Female Kuwaiti Minister Takes Oath
Kuwait’s first female Cabinet member took the oath of office in parliament Monday over the shouts of Muslim fundamentalist and tribal lawmakers opposed to women in politics.
The parliament floor was in uproar as conservatives stood and cried out that Massouma al-Mubarak’s appointment was unconstitutional because she was not a registered voter. Liberal lawmakers then stood as well, shouting back, “Congratulations.”
Amid the din, al-Mubarak — dressed in a pinstriped dark blue pantsuit, and an Islamic veil that covered her hair — rose from her seat in the front row and read the oath from a paper seemingly unaffected by the screaming match.

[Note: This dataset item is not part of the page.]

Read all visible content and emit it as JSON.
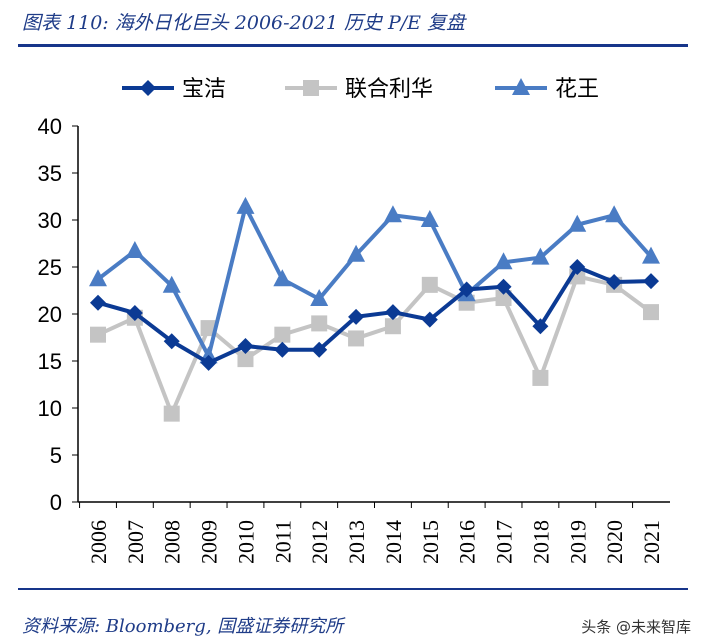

The U.S.-educated political science teacher was named as minister of planning and administrative development June 12, a month after Kuwait’s parliament gave women the right to vote and participate in politics for the first time.

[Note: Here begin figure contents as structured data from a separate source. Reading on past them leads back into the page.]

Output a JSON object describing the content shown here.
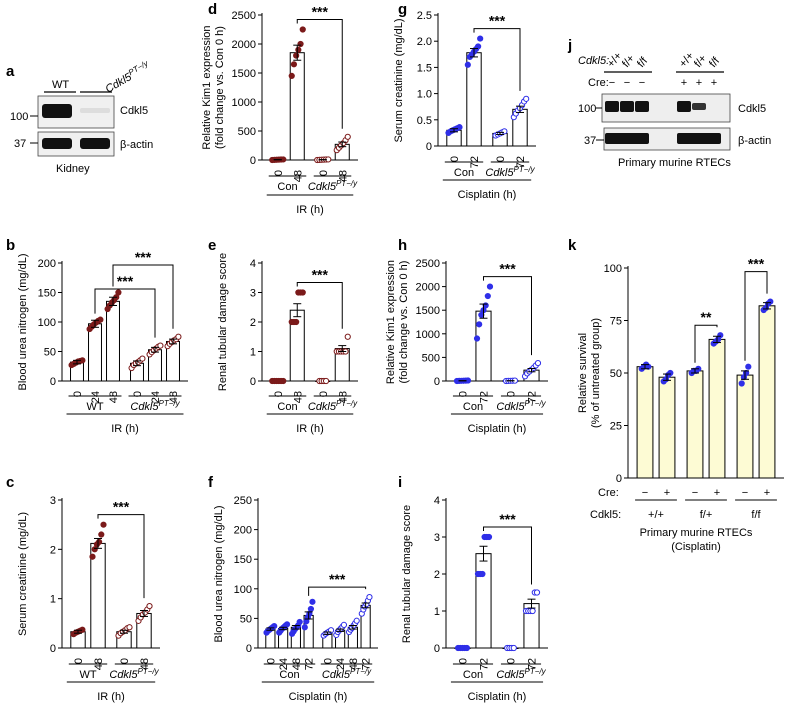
{
  "colors": {
    "maroon": "#7b1a1a",
    "blue": "#2f2fe8",
    "cream": "#fdfbd4",
    "black": "#000000"
  },
  "panels": {
    "a": {
      "letter": "a",
      "lanes": [
        "WT",
        "Cdkl5PT−/y"
      ],
      "lane_labels": {
        "wt": "WT",
        "ko": "Cdkl5",
        "ko_sup": "PT−/y"
      },
      "bands": [
        "Cdkl5",
        "β-actin"
      ],
      "mw": [
        "100",
        "37"
      ],
      "tissue": "Kidney"
    },
    "j": {
      "letter": "j",
      "genotype_label": "Cdkl5:",
      "genotypes": [
        "+/+",
        "f/+",
        "f/f",
        "+/+",
        "f/+",
        "f/f"
      ],
      "cre_label": "Cre:",
      "cre": [
        "−",
        "−",
        "−",
        "+",
        "+",
        "+"
      ],
      "bands": [
        "Cdkl5",
        "β-actin"
      ],
      "mw": [
        "100",
        "37"
      ],
      "caption": "Primary murine RTECs"
    }
  },
  "chart_data": [
    {
      "id": "b",
      "type": "bar",
      "color": "maroon",
      "ylabel": "Blood urea nitrogen (mg/dL)",
      "ylim": [
        0,
        200
      ],
      "yticks": [
        0,
        50,
        100,
        150,
        200
      ],
      "categories": [
        "0",
        "24",
        "48",
        "0",
        "24",
        "48"
      ],
      "values": [
        32,
        97,
        135,
        30,
        53,
        67
      ],
      "errors": [
        3,
        6,
        7,
        4,
        4,
        4
      ],
      "points": [
        [
          27,
          29,
          31,
          33,
          34,
          35
        ],
        [
          88,
          92,
          96,
          99,
          102,
          104
        ],
        [
          122,
          128,
          133,
          137,
          142,
          150
        ],
        [
          22,
          27,
          30,
          32,
          35,
          38
        ],
        [
          45,
          49,
          52,
          55,
          58,
          60
        ],
        [
          59,
          63,
          66,
          69,
          71,
          75
        ]
      ],
      "groups": [
        {
          "label": "WT",
          "from": 0,
          "to": 2
        },
        {
          "label": "Cdkl5",
          "sup": "PT−/y",
          "from": 3,
          "to": 5
        }
      ],
      "xlabel": "IR (h)",
      "significance": [
        {
          "from": 1,
          "to": 4,
          "label": "***"
        },
        {
          "from": 2,
          "to": 5,
          "label": "***"
        }
      ]
    },
    {
      "id": "c",
      "type": "bar",
      "color": "maroon",
      "ylabel": "Serum creatinine (mg/dL)",
      "ylim": [
        0,
        3
      ],
      "yticks": [
        0,
        1,
        2,
        3
      ],
      "categories": [
        "0",
        "48",
        "0",
        "48"
      ],
      "values": [
        0.33,
        2.12,
        0.33,
        0.7
      ],
      "errors": [
        0.03,
        0.1,
        0.03,
        0.06
      ],
      "points": [
        [
          0.28,
          0.31,
          0.33,
          0.35,
          0.37
        ],
        [
          1.85,
          2.0,
          2.1,
          2.15,
          2.3,
          2.5
        ],
        [
          0.25,
          0.3,
          0.33,
          0.36,
          0.4,
          0.42
        ],
        [
          0.55,
          0.62,
          0.68,
          0.72,
          0.78,
          0.85
        ]
      ],
      "groups": [
        {
          "label": "WT",
          "from": 0,
          "to": 1
        },
        {
          "label": "Cdkl5",
          "sup": "PT−/y",
          "from": 2,
          "to": 3
        }
      ],
      "xlabel": "IR (h)",
      "significance": [
        {
          "from": 1,
          "to": 3,
          "label": "***"
        }
      ]
    },
    {
      "id": "d",
      "type": "bar",
      "color": "maroon",
      "ylabel": "Relative Kim1 expression (fold change vs. Con 0 h)",
      "ylim": [
        0,
        2500
      ],
      "yticks": [
        0,
        500,
        1000,
        1500,
        2000,
        2500
      ],
      "categories": [
        "0",
        "48",
        "0",
        "48"
      ],
      "values": [
        5,
        1850,
        5,
        270
      ],
      "errors": [
        2,
        130,
        2,
        40
      ],
      "points": [
        [
          0,
          2,
          4,
          6,
          8,
          10
        ],
        [
          1450,
          1650,
          1800,
          1900,
          2000,
          2250
        ],
        [
          0,
          2,
          4,
          6,
          8,
          10
        ],
        [
          170,
          210,
          250,
          290,
          340,
          400
        ]
      ],
      "groups": [
        {
          "label": "Con",
          "from": 0,
          "to": 1
        },
        {
          "label": "Cdkl5",
          "sup": "PT−/y",
          "from": 2,
          "to": 3
        }
      ],
      "xlabel": "IR (h)",
      "significance": [
        {
          "from": 1,
          "to": 3,
          "label": "***"
        }
      ]
    },
    {
      "id": "e",
      "type": "bar",
      "color": "maroon",
      "ylabel": "Renal tubular damage score",
      "ylim": [
        0,
        4
      ],
      "yticks": [
        0,
        1,
        2,
        3,
        4
      ],
      "categories": [
        "0",
        "48",
        "0",
        "48"
      ],
      "values": [
        0,
        2.4,
        0,
        1.1
      ],
      "errors": [
        0,
        0.22,
        0,
        0.1
      ],
      "points": [
        [
          0,
          0,
          0,
          0,
          0,
          0
        ],
        [
          2,
          2,
          2,
          3,
          3,
          3
        ],
        [
          0,
          0,
          0,
          0
        ],
        [
          1,
          1,
          1,
          1,
          1,
          1.5
        ]
      ],
      "groups": [
        {
          "label": "Con",
          "from": 0,
          "to": 1
        },
        {
          "label": "Cdkl5",
          "sup": "PT−/y",
          "from": 2,
          "to": 3
        }
      ],
      "xlabel": "IR (h)",
      "significance": [
        {
          "from": 1,
          "to": 3,
          "label": "***"
        }
      ]
    },
    {
      "id": "f",
      "type": "bar",
      "color": "blue",
      "ylabel": "Blood urea nitrogen (mg/dL)",
      "ylim": [
        0,
        250
      ],
      "yticks": [
        0,
        50,
        100,
        150,
        200,
        250
      ],
      "categories": [
        "0",
        "24",
        "48",
        "72",
        "0",
        "24",
        "48",
        "72"
      ],
      "values": [
        32,
        33,
        35,
        55,
        25,
        30,
        35,
        72
      ],
      "errors": [
        2,
        2,
        3,
        6,
        2,
        2,
        3,
        4
      ],
      "points": [
        [
          26,
          29,
          31,
          33,
          35,
          37
        ],
        [
          26,
          29,
          32,
          34,
          36,
          38,
          40
        ],
        [
          24,
          28,
          32,
          35,
          38,
          44
        ],
        [
          35,
          45,
          52,
          58,
          66,
          78
        ],
        [
          21,
          24,
          26,
          28,
          30
        ],
        [
          22,
          27,
          30,
          33,
          36,
          39
        ],
        [
          27,
          31,
          34,
          38,
          42,
          46
        ],
        [
          58,
          65,
          70,
          74,
          80,
          86
        ]
      ],
      "groups": [
        {
          "label": "Con",
          "from": 0,
          "to": 3
        },
        {
          "label": "Cdkl5",
          "sup": "PT−/y",
          "from": 4,
          "to": 7
        }
      ],
      "xlabel": "Cisplatin (h)",
      "significance": [
        {
          "from": 3,
          "to": 7,
          "label": "***"
        }
      ]
    },
    {
      "id": "g",
      "type": "bar",
      "color": "blue",
      "ylabel": "Serum creatinine (mg/dL)",
      "ylim": [
        0,
        2.5
      ],
      "yticks": [
        0,
        0.5,
        1.0,
        1.5,
        2.0,
        2.5
      ],
      "categories": [
        "0",
        "72",
        "0",
        "72"
      ],
      "values": [
        0.3,
        1.78,
        0.24,
        0.7
      ],
      "errors": [
        0.03,
        0.08,
        0.02,
        0.06
      ],
      "points": [
        [
          0.25,
          0.28,
          0.3,
          0.32,
          0.34,
          0.36
        ],
        [
          1.55,
          1.7,
          1.75,
          1.8,
          1.85,
          1.9,
          2.05
        ],
        [
          0.2,
          0.22,
          0.24,
          0.26,
          0.28
        ],
        [
          0.55,
          0.62,
          0.68,
          0.72,
          0.78,
          0.85,
          0.9
        ]
      ],
      "groups": [
        {
          "label": "Con",
          "from": 0,
          "to": 1
        },
        {
          "label": "Cdkl5",
          "sup": "PT−/y",
          "from": 2,
          "to": 3
        }
      ],
      "xlabel": "Cisplatin (h)",
      "significance": [
        {
          "from": 1,
          "to": 3,
          "label": "***"
        }
      ]
    },
    {
      "id": "h",
      "type": "bar",
      "color": "blue",
      "ylabel": "Relative Kim1 expression (fold change vs. Con 0 h)",
      "ylim": [
        0,
        2500
      ],
      "yticks": [
        0,
        500,
        1000,
        1500,
        2000,
        2500
      ],
      "categories": [
        "0",
        "72",
        "0",
        "72"
      ],
      "values": [
        5,
        1480,
        5,
        230
      ],
      "errors": [
        2,
        150,
        2,
        35
      ],
      "points": [
        [
          0,
          2,
          4,
          6,
          8,
          10
        ],
        [
          900,
          1200,
          1400,
          1500,
          1600,
          1800,
          2000
        ],
        [
          0,
          2,
          4,
          6,
          8
        ],
        [
          100,
          160,
          200,
          240,
          280,
          330,
          380
        ]
      ],
      "groups": [
        {
          "label": "Con",
          "from": 0,
          "to": 1
        },
        {
          "label": "Cdkl5",
          "sup": "PT−/y",
          "from": 2,
          "to": 3
        }
      ],
      "xlabel": "Cisplatin (h)",
      "significance": [
        {
          "from": 1,
          "to": 3,
          "label": "***"
        }
      ]
    },
    {
      "id": "i",
      "type": "bar",
      "color": "blue",
      "ylabel": "Renal tubular damage score",
      "ylim": [
        0,
        4
      ],
      "yticks": [
        0,
        1,
        2,
        3,
        4
      ],
      "categories": [
        "0",
        "72",
        "0",
        "72"
      ],
      "values": [
        0,
        2.55,
        0,
        1.2
      ],
      "errors": [
        0,
        0.2,
        0,
        0.12
      ],
      "points": [
        [
          0,
          0,
          0,
          0,
          0
        ],
        [
          2,
          2,
          2,
          3,
          3,
          3
        ],
        [
          0,
          0,
          0,
          0
        ],
        [
          1,
          1,
          1,
          1,
          1.5,
          1.5
        ]
      ],
      "groups": [
        {
          "label": "Con",
          "from": 0,
          "to": 1
        },
        {
          "label": "Cdkl5",
          "sup": "PT−/y",
          "from": 2,
          "to": 3
        }
      ],
      "xlabel": "Cisplatin (h)",
      "significance": [
        {
          "from": 1,
          "to": 3,
          "label": "***"
        }
      ]
    },
    {
      "id": "k",
      "type": "bar",
      "color": "cream",
      "ylabel": "Relative survival (% of untreated group)",
      "ylim": [
        0,
        100
      ],
      "yticks": [
        0,
        25,
        50,
        75,
        100
      ],
      "categories": [
        "−",
        "+",
        "−",
        "+",
        "−",
        "+"
      ],
      "values": [
        53,
        48,
        51,
        66,
        49,
        82
      ],
      "errors": [
        1,
        1.5,
        1,
        1.5,
        2,
        1.5
      ],
      "points": [
        [
          52,
          53,
          54,
          53
        ],
        [
          46,
          47,
          49,
          50
        ],
        [
          50,
          51,
          51,
          52
        ],
        [
          64,
          65,
          66,
          68
        ],
        [
          45,
          48,
          50,
          53
        ],
        [
          80,
          81,
          83,
          84
        ]
      ],
      "groups": [
        {
          "label": "+/+",
          "from": 0,
          "to": 1
        },
        {
          "label": "f/+",
          "from": 2,
          "to": 3
        },
        {
          "label": "f/f",
          "from": 4,
          "to": 5
        }
      ],
      "row_labels": {
        "cre": "Cre:",
        "genotype": "Cdkl5:"
      },
      "xlabel": "Primary murine RTECs",
      "xlabel2": "(Cisplatin)",
      "significance": [
        {
          "from": 2,
          "to": 3,
          "label": "**"
        },
        {
          "from": 4,
          "to": 5,
          "label": "***"
        }
      ]
    }
  ]
}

Massouma al-Mubarak, the new planning minister, described her appointment as a “great victory” for Kuwaiti women.
“It’s a great day for Kuwaiti women who have struggled and persevered persistently to gain their full political rights,” said Ms Mubarak afterwards.
“In my name and in the name of Kuwait’s women… we greatly appreciate the honest efforts exerted in support of the legitimate demands of Kuwait women.”